Back in 2009, Bridgestone took over from Michelin to provide the Moto GP Championship with tyres. The Bridgestone RS10 directly encompasses technology derived from the time spent as the sole tyre supplier to the championship.
Bridgestone RS10 – MotoGP Inspired rubber
As we all know, Moto GP technology eventually trickles down to production road bikes. Wings, quick shifters and counter-rotating crankshafts have all appeared on road bikes that everyday riders can enjoy. The same happens with tyre designs and compounds.
The Bridgestone RS10 is one of those Moto GP based tyres. Designed for high-performance machines on both road and track. Since its introduction in 2015, it quickly became the manufacturer supplied tyre of choice for many hypersport models. The list includes the new GSXR, Ninja H2 and of course the ultimate road-going weapon, RCV213V-S.

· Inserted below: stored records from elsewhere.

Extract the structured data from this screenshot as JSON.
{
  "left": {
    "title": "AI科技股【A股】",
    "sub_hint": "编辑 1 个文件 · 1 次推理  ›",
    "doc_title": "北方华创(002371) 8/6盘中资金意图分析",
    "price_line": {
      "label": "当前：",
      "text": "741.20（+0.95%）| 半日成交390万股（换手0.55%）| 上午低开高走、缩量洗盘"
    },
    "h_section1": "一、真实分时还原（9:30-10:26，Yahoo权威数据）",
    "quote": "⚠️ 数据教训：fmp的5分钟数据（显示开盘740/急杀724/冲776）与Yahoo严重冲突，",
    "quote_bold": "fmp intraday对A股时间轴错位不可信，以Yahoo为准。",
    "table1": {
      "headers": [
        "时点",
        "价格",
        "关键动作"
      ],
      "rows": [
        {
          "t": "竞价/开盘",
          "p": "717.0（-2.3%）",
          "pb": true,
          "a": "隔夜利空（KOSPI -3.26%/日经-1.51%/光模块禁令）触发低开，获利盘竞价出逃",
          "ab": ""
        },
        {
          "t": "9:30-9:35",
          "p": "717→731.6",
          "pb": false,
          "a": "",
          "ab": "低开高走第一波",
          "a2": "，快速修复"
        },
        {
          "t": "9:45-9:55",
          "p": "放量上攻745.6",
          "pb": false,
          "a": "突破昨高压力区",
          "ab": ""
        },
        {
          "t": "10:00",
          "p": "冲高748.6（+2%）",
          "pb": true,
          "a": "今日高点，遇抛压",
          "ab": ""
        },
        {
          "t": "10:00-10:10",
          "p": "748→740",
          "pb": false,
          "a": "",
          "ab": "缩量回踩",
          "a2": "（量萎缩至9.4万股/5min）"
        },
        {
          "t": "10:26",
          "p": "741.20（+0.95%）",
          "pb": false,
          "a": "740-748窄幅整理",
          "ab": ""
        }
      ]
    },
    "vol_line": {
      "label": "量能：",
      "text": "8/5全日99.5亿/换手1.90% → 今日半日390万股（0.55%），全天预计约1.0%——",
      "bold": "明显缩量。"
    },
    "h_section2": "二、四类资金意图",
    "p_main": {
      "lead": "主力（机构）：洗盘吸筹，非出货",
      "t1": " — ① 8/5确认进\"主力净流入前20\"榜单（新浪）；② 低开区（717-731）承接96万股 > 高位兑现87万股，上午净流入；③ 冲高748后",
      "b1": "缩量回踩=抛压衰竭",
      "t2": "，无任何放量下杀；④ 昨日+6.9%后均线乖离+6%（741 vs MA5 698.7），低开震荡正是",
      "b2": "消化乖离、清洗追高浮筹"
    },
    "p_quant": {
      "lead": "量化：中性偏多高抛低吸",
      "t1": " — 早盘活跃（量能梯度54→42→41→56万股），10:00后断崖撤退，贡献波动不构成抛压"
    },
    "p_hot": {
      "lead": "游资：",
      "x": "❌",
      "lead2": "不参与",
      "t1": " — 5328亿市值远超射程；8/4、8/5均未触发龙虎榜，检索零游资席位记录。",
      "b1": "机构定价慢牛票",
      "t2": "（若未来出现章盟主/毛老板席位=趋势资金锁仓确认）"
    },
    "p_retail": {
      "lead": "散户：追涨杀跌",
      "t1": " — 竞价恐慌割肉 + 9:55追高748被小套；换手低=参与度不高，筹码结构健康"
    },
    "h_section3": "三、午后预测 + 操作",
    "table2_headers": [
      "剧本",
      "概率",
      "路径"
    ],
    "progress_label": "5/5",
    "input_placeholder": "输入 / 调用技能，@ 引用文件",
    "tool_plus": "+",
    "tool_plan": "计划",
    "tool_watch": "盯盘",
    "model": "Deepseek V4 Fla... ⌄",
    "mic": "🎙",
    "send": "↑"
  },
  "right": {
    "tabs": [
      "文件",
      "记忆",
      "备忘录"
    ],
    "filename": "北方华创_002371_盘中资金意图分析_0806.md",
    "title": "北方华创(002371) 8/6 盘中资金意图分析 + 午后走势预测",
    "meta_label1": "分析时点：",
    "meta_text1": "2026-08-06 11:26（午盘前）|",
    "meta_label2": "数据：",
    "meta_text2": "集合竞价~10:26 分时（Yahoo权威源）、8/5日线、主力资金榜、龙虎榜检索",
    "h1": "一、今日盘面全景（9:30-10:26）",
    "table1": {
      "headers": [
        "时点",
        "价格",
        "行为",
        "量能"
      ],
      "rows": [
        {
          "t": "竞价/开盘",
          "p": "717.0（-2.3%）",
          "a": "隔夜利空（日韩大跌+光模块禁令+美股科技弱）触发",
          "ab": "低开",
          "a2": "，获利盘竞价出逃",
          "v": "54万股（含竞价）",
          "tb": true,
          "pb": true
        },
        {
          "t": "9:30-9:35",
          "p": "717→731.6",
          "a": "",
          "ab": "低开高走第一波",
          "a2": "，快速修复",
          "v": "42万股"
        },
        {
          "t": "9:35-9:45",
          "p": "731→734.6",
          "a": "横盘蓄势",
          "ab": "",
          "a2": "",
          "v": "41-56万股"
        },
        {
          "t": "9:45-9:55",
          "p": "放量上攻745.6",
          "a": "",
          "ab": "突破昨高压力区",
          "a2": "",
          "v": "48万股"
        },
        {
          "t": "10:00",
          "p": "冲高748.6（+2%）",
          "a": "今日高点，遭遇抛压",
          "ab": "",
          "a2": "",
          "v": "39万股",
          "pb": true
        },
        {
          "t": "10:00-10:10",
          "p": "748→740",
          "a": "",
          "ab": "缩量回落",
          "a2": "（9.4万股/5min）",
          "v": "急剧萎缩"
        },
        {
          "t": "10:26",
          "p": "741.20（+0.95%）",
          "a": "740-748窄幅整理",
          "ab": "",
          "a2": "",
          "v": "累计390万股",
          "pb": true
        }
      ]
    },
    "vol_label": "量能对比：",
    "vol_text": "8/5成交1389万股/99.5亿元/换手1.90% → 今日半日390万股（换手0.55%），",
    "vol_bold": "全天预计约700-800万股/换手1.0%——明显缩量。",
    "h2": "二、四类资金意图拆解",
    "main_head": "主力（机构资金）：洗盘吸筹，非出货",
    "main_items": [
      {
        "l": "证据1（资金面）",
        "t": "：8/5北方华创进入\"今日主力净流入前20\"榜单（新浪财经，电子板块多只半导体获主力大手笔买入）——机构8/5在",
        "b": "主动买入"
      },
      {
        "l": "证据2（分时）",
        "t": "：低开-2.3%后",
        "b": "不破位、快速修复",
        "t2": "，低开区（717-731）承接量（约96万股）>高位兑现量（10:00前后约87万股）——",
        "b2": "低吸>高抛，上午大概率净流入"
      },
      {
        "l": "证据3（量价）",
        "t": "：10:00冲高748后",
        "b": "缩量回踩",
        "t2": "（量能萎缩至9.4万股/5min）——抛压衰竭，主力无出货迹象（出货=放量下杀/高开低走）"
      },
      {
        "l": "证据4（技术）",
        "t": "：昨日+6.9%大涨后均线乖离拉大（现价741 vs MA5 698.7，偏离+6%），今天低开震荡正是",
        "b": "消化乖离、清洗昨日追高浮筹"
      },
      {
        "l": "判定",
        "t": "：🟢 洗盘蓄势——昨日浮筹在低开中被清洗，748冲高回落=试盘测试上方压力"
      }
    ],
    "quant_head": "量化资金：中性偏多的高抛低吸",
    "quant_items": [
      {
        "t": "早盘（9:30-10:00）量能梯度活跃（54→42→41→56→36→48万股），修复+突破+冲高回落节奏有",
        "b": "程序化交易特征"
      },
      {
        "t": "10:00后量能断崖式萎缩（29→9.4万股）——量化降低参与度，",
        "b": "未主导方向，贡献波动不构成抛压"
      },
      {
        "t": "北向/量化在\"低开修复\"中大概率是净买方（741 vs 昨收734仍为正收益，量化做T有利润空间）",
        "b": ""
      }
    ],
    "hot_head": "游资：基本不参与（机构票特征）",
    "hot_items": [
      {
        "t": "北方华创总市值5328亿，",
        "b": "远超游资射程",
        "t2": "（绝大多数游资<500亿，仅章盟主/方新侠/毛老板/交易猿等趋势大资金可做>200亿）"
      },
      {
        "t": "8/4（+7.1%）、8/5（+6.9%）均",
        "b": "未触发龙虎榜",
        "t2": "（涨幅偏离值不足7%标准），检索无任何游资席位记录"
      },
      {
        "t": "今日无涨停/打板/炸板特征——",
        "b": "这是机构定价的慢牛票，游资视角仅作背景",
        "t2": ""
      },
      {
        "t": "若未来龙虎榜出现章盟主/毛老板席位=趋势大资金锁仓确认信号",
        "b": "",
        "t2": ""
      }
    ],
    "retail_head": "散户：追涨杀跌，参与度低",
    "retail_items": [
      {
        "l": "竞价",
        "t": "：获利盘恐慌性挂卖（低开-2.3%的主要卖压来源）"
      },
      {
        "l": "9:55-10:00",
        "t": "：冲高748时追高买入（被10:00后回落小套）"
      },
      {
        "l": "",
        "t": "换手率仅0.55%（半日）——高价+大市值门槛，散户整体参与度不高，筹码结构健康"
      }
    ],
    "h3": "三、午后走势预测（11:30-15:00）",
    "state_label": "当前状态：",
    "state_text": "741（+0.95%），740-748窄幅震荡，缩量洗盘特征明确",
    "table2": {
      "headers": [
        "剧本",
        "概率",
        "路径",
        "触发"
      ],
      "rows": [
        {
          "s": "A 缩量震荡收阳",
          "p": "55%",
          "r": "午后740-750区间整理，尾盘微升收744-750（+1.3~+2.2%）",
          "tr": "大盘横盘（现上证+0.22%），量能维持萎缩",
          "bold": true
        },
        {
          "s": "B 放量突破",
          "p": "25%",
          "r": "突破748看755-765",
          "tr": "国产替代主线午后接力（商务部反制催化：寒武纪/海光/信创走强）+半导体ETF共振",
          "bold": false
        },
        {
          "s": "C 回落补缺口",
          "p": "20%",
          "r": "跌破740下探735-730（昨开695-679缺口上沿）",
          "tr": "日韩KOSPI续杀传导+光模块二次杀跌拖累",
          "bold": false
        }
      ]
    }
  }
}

Despite being four years old, it still sits proudly in Bridgestone’s range. The latest RS11 offering from the Japanese tyre genius’ is appearing on new 2019 model Superbikes. Howeever, the old RS10 is still a common sight, and easier to get hold of. The RS11 is only available in OE spec, which boasts a single compound construction. The RS10 is available is multiple arangments including dual and single compounds.
The Bridgestone RS10 Boasted a 1.5 second faster lap time than the outgoing BT003RS in their tests at Autopolis. Of course, you have to take the time with a pinch of salt, but the common consensus is the new construction is a big step forward. Thanks to a new compound, stiffer structure, and revised shape. It is available in all standard sizes from 120 to 200 profile. The tread on the tyre surface is minimal, and looks as sporty, much the same as many other fast road/track day tyres commonly available.
Also on the list of OE fitment is the Yamaha R1, and as I have one, it’s my test mule. Standard size on the R1 is a 120/70/R17 front with a 190/55/R17 rear.
Standard 2 rears to 1 front
In the year I have owned the R1 I am on my second rear, and still the original front. Currently, on 4300 miles, I managed around 3000 out of the first rear. For a hyper sport tyre on a bike with high horsepower and lots of motorway trips, I was extremely pleased with that lifespan. It had squared off, but it still had life left, and the squared-off profile didn’t affect the handling drastically. As the bike was coming apart for its winter clean, I thought it wise to get it done then rather than have the bike off the road when the good weather came.
The feeling is excellent no matter what the temperature, they get hot to the touch and provide more than enough grip for wobblers like me. I have mainly stuck to standard recommended pressures, only deviating by one or two PSI during the summer, to try fattening up the contact patch. They warm up quickly and provide ample confidence thanks to the profile of the tyre. They are a perfect match for the R1 with its quick steering and pinpoint accuracy.
Even wear across the face
The wear pattern is good, and even across the carcass, and I haven’t noticed any hotspots or issues with the tread. Everything is uniform, and as you would expect, even after a spirited ride the wear is good and shows the tyre is working well.
Going through a winter on the Bridgestone RS10’s, provided zero drama to my surprise. Usually, riding through winter on a summer tyre can be a nervous affair, but they handled absolutely everything thrown at them. There were plenty of wet rides, rides in low ambient temperatures, and plenty of mucky roads. Rain isn’t an issue; they are quite happy to plod along and continue gripping. I have seen the traction control light flicker sometimes when in the wet while powering on over painted surfaces, but I would expect that with any tyre.
The RS10 is a tyre that was released in 2015 and still impresses. I can’t wait to get my hands on Bridgestone’s 2019 RS11 model.
Pricing for a pair of RS10 in the combination of 120/190 is around the £250 mark. The tyre life is surprisingly good, I feel that anything over 3k from a rear hyper sport tyre on a modern 1000cc is commendable.